July 15, 2005

A successful conference on software localization in the Balkans

Author: Daniel Secareanu

During the first three days of July, 25 Central and Eastern Europeans gathered for a three day conference in Belgrade, Serbia, to discuss localization of free software in the Balkans. Vedran Vucic of the Belgrade Linux Center organized the conference so Europeans could network and discuss future regional localization projects.

With financial backing from the Open Society Institute Information Program, a primary goal of the conference was to bring together people who have been working on translating free software to their native languages. The idea was to have them exchange information and know-how, as well as the tools and techniques they use. The participants were young enthusiasts from Bosnia and Herzegovina, Bulgaria, Croatia, Hungary, Macedonia, Romania, and Serbia and Montenegro. Many participants have been involved in projects, such as KDE, GNOME, Debian, Fedora, SUSE Linux, FreeBSD, and Mambo.

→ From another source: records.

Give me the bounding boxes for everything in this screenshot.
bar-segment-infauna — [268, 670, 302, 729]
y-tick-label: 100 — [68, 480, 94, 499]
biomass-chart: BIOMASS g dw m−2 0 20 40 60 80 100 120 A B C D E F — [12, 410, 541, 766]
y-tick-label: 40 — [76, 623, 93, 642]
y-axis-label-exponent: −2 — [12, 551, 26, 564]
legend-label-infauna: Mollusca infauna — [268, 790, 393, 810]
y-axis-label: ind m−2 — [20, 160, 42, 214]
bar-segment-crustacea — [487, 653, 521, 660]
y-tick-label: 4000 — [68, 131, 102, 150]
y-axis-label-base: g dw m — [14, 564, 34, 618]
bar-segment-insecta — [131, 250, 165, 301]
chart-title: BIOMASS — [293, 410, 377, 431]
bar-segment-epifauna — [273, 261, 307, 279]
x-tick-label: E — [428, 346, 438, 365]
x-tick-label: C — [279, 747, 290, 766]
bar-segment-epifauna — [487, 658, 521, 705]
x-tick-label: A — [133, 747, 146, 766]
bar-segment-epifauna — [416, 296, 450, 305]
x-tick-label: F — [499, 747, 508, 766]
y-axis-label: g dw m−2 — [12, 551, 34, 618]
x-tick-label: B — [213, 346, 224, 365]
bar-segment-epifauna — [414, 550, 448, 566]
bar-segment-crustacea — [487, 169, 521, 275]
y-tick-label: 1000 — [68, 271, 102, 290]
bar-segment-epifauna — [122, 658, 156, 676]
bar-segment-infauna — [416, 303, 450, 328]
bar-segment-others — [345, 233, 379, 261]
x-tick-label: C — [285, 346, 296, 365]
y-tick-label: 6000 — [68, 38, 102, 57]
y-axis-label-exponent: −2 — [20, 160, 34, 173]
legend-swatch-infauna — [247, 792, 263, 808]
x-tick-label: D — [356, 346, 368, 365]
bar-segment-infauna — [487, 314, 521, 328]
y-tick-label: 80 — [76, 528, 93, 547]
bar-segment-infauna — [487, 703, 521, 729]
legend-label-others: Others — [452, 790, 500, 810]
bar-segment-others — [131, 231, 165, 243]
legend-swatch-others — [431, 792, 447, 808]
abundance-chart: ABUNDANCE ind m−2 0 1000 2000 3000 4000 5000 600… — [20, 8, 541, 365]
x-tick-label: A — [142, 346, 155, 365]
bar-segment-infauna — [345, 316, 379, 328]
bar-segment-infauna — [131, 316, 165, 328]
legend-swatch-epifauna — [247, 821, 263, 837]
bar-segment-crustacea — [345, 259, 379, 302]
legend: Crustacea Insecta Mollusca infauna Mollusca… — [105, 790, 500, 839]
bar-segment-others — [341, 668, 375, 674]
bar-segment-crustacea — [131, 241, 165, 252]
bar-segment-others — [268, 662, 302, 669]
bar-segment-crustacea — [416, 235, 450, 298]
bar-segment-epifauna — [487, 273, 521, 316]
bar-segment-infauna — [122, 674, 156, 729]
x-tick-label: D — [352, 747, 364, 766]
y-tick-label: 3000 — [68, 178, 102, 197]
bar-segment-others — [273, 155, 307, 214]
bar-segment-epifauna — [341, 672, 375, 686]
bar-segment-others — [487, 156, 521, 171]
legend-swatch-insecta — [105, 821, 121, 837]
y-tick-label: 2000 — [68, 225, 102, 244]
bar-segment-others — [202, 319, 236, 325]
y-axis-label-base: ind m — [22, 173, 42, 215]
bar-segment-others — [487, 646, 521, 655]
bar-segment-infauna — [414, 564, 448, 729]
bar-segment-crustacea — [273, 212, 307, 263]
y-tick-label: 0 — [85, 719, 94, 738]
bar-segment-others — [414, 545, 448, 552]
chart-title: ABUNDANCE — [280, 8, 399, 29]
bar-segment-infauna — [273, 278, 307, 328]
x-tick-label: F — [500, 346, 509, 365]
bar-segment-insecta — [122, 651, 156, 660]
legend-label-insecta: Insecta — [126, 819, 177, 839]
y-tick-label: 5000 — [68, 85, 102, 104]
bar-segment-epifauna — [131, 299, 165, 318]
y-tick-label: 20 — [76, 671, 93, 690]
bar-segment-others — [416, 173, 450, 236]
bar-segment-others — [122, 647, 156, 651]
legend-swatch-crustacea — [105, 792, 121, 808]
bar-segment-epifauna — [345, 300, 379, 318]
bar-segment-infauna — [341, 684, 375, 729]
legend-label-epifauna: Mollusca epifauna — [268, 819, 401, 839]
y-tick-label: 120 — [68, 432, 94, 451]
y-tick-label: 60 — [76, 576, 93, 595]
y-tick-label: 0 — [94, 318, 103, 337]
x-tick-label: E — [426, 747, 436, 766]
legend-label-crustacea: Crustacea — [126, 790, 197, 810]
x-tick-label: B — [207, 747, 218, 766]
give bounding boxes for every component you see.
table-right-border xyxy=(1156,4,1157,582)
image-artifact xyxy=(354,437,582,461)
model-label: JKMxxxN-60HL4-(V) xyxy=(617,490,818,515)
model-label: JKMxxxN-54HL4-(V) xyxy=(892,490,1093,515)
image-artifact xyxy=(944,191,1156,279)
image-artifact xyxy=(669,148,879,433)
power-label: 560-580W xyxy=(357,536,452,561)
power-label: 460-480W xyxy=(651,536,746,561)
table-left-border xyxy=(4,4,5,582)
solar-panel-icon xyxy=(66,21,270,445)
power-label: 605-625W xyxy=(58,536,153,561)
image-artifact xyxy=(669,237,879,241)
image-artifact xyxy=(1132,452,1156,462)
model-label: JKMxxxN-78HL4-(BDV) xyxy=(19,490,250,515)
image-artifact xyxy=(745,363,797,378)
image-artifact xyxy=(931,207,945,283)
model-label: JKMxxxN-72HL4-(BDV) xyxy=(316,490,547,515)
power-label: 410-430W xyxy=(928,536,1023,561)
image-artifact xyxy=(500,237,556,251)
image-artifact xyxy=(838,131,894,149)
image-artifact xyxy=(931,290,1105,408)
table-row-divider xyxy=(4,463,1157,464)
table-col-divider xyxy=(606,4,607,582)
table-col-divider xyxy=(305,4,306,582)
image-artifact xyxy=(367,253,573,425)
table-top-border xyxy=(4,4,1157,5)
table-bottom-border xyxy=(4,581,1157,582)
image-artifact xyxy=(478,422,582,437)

"The Balkan area is characterized by a very mixed demographic presence of various ethnic groups," Vucic said, "partly because of rather turbulent historical changes from early history and up to the 20th century. Thus, Hungarians, Romanians, Serbs, Croats, Albanians, Macedonians, and other ethnic groups live together, and there is no region in the Balkans that is inhabited by only one ethnic group. Although such a setting is a resource of cultural richness, these countries are prone to periodic inter-ethnic disputes and violent conflicts."

The critical need for access to information, especially in one's native language, was a key reason for these countries to put aside ethnic disputes and gather to exchange information about the localization efforts taking place in their region. Participants gave presentations on their current projects, including the tools and techniques they have been using to translate free software.

Even though most of free software and its documentation is localized in various countries, usually members of different ethnic groups aren't aware that these resources exist, or are unable to access them. "It is often the case," Vucic said, "that people who are involved in localization and translation efforts are not well coordinated, and they do not exchange sources of documentation and software. For example, only a small number of those involved in localization and translation efforts are familiar with software packages designed for professional translators, such as DocBook."

"Localization and translation activities are usually undertaken by volunteer activists who have neither the time nor the resources to follow changes of software and documentation versions by active and timely updates and management by CVS, Subversion, or other version management software packages," Vucic said. "However, it is obvious that resources and potential are very big, and that in each country or ethnic group, there are hard-working, skilled, and talented activists dedicating their time and energy in localization and translation."

Conference participants brainstormed a list of potential projects. One idea was to organize a regional localization camp, where companies involved in packaging Linux and free software into commercial products and services, such as Novell and Red Hat, would invest some resources to involve these young enthusiasts in paid localization projects, from which everyone would benefit. The sponsoring companies would benefit because adoption of Linux and open source software would be easier if people could work with it in their native language. The open source community would benefit because concentrated localization efforts could be integrated into free software projects. Perhaps most important, hundreds of additional users would profit from having access to information technology in their native language.

The conference was a big success. Participants exchanged contact details and built friendships, giving hope for future common projects that will benefit the Balkan region.